Wiła, którą trzeba klepnąć po prdeli

Nasza czeska przygoda nie kończy się na źródłach Łaby. Kilometr od nich znajduje się Labská bouda. Idziemy zatem wzdłuż sączącej się leniwie Łaby, ścieżką między trawami Łabskiej Łąki. I nagle doznajemy olśnienia. Czeska strona Karkonoszy jest bardziej urokliwa od naszej. Mocniej nasłoneczniona, cieplejsza, o żywych odcieniach zieleni, z ukwieconymi łąkami. Jeszcze nie raz powiemy pełne podziwu: „łoł”. Tymczasem Labská bouda wyłania się stopniowo przed nami. Najpierw niepozorny dach, potem – równie niepozorna, drewniana jedna ze ścian. Przed wejściem masa rowerów – Czesi lubią górską turystykę. Wejście do schroniska też niby niepozorne.
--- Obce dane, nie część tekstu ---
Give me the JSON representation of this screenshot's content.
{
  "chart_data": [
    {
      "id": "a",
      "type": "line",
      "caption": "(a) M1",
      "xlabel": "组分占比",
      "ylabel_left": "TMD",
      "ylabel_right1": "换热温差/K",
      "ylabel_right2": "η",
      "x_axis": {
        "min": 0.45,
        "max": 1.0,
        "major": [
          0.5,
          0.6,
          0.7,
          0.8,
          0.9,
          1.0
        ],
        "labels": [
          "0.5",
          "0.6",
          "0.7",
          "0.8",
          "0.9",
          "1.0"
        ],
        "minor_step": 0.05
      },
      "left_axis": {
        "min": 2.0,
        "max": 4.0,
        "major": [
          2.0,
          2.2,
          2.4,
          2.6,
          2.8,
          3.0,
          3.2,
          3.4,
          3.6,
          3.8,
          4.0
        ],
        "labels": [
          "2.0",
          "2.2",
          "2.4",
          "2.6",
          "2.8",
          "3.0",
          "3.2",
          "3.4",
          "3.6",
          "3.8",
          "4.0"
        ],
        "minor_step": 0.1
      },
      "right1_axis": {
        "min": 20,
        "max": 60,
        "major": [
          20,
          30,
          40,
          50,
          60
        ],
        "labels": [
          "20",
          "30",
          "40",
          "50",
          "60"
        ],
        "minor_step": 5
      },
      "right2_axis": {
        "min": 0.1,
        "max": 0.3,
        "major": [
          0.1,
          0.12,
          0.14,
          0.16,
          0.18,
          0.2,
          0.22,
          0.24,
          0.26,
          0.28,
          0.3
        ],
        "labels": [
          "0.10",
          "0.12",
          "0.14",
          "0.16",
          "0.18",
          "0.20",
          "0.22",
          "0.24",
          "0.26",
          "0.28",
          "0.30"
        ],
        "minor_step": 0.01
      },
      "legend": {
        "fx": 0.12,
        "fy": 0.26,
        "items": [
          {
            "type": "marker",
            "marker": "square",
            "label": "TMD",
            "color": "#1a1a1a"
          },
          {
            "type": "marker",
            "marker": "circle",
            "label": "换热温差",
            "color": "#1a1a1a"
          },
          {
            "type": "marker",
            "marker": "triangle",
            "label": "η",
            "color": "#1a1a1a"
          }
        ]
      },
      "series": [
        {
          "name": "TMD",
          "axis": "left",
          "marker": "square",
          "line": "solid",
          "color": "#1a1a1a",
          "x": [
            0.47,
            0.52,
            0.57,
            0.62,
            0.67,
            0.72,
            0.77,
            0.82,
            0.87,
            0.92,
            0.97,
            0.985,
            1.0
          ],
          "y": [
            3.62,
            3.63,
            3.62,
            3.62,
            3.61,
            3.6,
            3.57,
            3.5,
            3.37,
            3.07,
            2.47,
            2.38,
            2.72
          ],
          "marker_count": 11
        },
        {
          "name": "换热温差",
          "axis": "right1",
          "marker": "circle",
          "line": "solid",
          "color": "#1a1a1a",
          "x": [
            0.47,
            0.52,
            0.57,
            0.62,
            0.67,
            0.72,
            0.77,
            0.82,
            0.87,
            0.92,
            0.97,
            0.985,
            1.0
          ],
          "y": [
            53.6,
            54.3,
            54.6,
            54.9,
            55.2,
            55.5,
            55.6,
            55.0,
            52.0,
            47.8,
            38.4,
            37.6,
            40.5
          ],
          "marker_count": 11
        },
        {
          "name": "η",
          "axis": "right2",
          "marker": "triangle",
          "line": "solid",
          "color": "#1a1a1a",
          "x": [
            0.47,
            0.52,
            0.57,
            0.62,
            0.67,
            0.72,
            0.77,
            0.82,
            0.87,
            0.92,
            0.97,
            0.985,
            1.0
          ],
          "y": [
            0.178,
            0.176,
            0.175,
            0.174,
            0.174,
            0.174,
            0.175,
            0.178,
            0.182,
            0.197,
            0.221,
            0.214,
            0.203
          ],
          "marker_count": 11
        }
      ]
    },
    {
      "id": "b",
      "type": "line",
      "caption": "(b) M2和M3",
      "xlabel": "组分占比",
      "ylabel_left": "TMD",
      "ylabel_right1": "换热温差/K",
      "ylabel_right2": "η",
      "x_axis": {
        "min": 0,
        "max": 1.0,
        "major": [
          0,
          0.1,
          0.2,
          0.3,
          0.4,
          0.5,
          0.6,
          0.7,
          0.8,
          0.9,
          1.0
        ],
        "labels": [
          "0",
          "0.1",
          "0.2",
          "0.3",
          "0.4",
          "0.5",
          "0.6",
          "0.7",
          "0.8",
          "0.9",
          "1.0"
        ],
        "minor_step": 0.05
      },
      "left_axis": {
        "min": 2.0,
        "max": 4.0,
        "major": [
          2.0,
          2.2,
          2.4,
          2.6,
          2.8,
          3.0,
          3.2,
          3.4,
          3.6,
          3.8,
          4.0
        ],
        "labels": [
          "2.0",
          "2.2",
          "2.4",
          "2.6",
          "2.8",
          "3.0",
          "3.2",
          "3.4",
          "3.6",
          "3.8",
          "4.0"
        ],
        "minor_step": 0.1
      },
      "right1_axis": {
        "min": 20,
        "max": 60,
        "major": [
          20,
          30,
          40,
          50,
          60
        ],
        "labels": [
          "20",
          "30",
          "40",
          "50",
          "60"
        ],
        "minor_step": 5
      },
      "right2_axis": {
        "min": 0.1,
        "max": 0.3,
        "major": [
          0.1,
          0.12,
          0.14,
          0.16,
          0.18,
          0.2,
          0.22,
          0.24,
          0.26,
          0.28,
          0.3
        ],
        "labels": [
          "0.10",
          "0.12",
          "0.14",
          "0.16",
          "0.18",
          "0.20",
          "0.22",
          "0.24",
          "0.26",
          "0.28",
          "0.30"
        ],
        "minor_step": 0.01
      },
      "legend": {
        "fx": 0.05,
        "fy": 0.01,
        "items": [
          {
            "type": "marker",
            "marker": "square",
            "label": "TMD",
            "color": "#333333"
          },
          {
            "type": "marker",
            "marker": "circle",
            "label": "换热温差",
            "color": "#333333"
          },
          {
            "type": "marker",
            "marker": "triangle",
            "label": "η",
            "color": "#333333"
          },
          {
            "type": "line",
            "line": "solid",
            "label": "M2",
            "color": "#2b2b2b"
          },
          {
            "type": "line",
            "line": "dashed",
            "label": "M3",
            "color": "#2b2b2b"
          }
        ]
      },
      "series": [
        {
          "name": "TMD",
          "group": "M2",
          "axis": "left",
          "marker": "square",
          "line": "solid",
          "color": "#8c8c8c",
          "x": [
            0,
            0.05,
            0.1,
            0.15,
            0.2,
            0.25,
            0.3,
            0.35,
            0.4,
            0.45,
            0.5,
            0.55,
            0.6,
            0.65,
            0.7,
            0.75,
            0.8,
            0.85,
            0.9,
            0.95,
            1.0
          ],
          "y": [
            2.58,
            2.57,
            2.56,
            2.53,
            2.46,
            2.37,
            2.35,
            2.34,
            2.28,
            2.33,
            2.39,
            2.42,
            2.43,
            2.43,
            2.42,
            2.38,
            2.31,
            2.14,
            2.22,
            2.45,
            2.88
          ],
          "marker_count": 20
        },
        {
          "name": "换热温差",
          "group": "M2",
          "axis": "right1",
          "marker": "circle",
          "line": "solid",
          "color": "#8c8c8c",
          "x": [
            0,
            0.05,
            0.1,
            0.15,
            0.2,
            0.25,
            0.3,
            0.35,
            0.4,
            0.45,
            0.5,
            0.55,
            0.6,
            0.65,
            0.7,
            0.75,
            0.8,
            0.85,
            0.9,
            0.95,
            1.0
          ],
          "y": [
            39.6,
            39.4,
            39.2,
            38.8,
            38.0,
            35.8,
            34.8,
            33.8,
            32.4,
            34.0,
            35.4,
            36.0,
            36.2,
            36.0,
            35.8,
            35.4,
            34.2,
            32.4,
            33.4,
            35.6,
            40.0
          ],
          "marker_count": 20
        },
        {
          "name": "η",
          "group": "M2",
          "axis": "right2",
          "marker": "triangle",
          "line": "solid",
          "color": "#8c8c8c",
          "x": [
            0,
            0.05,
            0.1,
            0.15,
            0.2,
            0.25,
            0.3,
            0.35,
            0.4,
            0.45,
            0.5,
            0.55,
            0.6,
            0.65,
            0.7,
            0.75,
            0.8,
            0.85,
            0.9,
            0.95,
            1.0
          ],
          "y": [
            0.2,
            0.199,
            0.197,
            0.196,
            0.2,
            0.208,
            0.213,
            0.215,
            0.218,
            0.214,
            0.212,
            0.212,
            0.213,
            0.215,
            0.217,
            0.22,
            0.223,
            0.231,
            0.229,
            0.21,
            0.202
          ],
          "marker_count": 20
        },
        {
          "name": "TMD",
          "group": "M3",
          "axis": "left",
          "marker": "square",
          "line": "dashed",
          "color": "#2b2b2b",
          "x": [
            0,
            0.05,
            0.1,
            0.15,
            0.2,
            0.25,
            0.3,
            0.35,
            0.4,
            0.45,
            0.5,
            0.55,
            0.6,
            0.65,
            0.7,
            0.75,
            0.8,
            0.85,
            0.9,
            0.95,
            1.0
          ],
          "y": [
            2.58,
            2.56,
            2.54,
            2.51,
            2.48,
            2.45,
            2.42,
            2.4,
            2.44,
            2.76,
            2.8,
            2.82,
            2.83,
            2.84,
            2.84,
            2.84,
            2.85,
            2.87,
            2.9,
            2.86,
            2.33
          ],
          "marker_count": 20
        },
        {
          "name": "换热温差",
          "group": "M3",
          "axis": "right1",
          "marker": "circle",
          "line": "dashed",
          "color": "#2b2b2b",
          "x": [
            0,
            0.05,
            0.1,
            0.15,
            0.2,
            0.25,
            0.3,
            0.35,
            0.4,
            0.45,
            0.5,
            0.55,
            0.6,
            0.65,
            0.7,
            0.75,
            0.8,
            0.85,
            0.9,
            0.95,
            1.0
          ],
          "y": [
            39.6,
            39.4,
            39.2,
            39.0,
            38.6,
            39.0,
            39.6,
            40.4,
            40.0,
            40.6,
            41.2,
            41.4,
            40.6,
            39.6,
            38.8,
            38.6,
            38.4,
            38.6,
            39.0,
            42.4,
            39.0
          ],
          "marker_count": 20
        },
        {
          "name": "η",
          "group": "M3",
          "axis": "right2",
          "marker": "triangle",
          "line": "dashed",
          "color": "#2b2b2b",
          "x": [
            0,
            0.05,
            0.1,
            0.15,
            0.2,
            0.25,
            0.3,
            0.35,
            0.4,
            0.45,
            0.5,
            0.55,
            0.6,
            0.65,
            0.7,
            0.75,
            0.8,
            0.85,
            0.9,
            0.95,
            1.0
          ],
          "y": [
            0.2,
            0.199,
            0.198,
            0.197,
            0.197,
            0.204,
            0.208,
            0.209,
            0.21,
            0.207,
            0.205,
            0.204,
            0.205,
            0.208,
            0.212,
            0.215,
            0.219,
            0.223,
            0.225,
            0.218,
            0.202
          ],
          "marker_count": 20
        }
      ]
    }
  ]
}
Ale Labská bouda to więcej niż schronisko. To betonowy moloch, sprytnie wciśnięty między Łabską Łąkę a Wodospad Łaby. Aby zobaczyć go w całej krasie, trzeba znaleźć się poniżej hotelu. Tak, bo Labská bouda to zarówno schronisko, jak i hotel z własną, a jakże, piekarnią.
Wyłaniająca się w oddali Labská bouda

Dolina Łaby


Labská bouda

Wnętrze Łabskiej budy. Karkonosz na straży :)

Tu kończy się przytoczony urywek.